We drank strawberry juice in a street alley across from his apartment building. Pronouncing "Mumkin asir faroula?" became a small victory. The strawberry juice gave way to tea and to coffee and to domino and when we ran out of non-alcoholic drinks and board games, he would deposit me into a taxi and I would employ the only other Arabic I spoke at the time: "Five pounds. The fare is supposed to be five pounds." The driver would argue, I would say no emphatically, habiiiiibiiii would bellow from the radio, we'd run a red light or five, and my head would hit the pillow just as the first call to prayer of the day echoed from the nearby mosques. The realm for a public romance was limited and filled with mines, so our budding love was rife with the kind of companionship that prepares you well for retirement: conversation, domino and tea.

And I had yet to see the Pyramids.

This was a point of contention among my friends. It did not matter that I was filling their inboxes with the cautious enthusiasm of a young love. Everyone would write back asking how Cairo is and "have you seen the Pyramids yet?" "No, but there's this little alley that I love . . ." stopped cutting it as an answer.

Four months of alleys and domino later, I had eight hours before I had to be on a plane to Uganda. I asked the cab driver to take me to Giza for the trip that almost wasn't: the pilgrimage to the Pyramids. The postcards create an impression that the Pyramids exist in a vacuum. They do not tell you that there are apartment buildings poking the air around the area of the Pyramids. The guidebooks do not mention the all-piercing smell of camel piss.

They also do not mention that great memories are not always made in the shadow of historical grandeur. Future travelers should take note of the unmarked alley off the map (which, to be fair, also occasionally reeks of urine). After standing in awe in front of the Pyramids for a few minutes, and waving off the salesmen asking me to buy papyrus, I went back to my alley, for one last whiff of nargileh smoke, sip of strawberry juice, and exhale of gratitude for the memories that were.
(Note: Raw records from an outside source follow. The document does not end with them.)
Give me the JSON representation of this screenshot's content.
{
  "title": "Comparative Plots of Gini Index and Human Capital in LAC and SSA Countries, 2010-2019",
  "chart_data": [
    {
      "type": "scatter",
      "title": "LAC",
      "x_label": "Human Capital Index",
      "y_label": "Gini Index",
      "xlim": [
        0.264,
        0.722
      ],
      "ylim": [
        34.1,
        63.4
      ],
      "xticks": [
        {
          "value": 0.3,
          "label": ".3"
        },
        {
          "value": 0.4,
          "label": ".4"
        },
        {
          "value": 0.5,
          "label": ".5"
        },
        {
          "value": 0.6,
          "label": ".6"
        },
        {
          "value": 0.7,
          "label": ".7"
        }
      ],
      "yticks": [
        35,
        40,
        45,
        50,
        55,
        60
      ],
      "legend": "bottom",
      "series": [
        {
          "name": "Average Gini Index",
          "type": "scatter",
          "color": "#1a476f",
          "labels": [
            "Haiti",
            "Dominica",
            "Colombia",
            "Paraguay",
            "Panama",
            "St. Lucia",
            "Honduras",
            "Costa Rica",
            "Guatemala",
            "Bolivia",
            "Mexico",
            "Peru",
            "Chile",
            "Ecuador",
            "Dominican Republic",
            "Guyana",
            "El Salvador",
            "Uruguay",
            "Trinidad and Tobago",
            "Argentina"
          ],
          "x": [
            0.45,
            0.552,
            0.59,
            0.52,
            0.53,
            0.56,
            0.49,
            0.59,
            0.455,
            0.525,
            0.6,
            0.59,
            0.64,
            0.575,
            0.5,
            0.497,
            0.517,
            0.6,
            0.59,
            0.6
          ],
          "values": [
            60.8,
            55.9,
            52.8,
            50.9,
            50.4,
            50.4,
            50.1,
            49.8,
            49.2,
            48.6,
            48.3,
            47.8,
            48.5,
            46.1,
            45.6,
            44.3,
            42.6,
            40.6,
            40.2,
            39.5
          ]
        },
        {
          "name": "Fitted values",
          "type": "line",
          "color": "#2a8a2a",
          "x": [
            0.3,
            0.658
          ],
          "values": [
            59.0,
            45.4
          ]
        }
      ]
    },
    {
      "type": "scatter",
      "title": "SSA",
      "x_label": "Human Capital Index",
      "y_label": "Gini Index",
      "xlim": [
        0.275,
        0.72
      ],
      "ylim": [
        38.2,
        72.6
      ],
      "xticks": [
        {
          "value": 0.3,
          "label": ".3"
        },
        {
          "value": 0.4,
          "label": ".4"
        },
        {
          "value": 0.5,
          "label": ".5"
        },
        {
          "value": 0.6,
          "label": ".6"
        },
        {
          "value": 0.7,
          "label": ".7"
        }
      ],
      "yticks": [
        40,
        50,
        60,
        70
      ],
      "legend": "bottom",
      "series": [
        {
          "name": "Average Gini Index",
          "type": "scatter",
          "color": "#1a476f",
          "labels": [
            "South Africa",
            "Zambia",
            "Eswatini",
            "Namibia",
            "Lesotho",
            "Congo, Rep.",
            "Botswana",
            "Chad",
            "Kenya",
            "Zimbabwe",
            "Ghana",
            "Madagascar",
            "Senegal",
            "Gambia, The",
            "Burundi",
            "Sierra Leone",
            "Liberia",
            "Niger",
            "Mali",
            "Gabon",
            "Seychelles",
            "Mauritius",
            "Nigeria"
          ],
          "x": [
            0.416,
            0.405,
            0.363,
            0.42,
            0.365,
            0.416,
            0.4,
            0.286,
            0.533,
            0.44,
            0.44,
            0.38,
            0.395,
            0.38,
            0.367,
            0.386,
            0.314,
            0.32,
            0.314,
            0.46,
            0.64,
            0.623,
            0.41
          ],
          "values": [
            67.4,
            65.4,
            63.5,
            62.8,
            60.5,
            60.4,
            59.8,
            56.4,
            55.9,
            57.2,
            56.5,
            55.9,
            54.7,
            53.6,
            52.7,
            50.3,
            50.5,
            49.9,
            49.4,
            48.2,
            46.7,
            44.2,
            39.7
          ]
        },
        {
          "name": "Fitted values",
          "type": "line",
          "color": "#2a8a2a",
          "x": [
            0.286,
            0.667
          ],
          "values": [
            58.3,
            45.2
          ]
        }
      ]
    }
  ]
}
In Guatemala, I failed to make it to Lake Atitlan. In Colombia, I never saw Villa de Leyva. In Uganda, I missed Murchison Falls. This was neither my criminal inability to traipse to remarkable places nor a snobbish rejection of the kinds of experiences that inspire universal awe. Rather, I learned in Cairo to allow myself to be attached to the alley---and, like Hansel and Gretel in the fairy tale, to leave a trail of crumbs to come back to. "The trips that weren't" give me an anchor in a home that once was. They supply a reason to retrace the steps to a self I left behind. Seventeen conflict and post-conflict zones after Egypt, I favored the sites of memories over those in the Lonely Planet, saving the latter as collateral to the promise that I would return.

Jerusalem was meant to be the last stop for a while. After my work there, I would fly across the ocean to the United States to return to an academic study of gender and conflict. I would unpack the bags and own what is gratuitous simply for the sake of not worrying about how to pack it for the next trip. I would own wine glasses and more than one pair of sheets and I would get excited about things like latte art and permanence. This time, I was not interested in leaving any item unchecked. A month before our departure, I made The List: walks, food, experiences to have before we leave. We ate nostalgia for four weeks, stuffing our stomachs with all the food we thought we would miss and our days with itineraries. I thought we did a good job this time, that we did so much and saw so much and felt so much that we would leave Jerusalem with a sense of satiation---as though that could vaccinate us against future nostalgia.

Two hours before we had to hail a cab to the airport, we lit a coal for our nargileh and breathed apple-flavored smoke into the street. We had recreated the alley. Everything else may have shifted, but it was still him and I and the apple-flavored smoke. We looked over The List and realized that "the trips that weren't" had become the trips that were. I was afraid that we had done it all, that there would be no more Jerusalem to discover in the future. We had crossed off the items.

All except one: The YMCA was his favorite building in town. It became mine as well. We never made it to the top.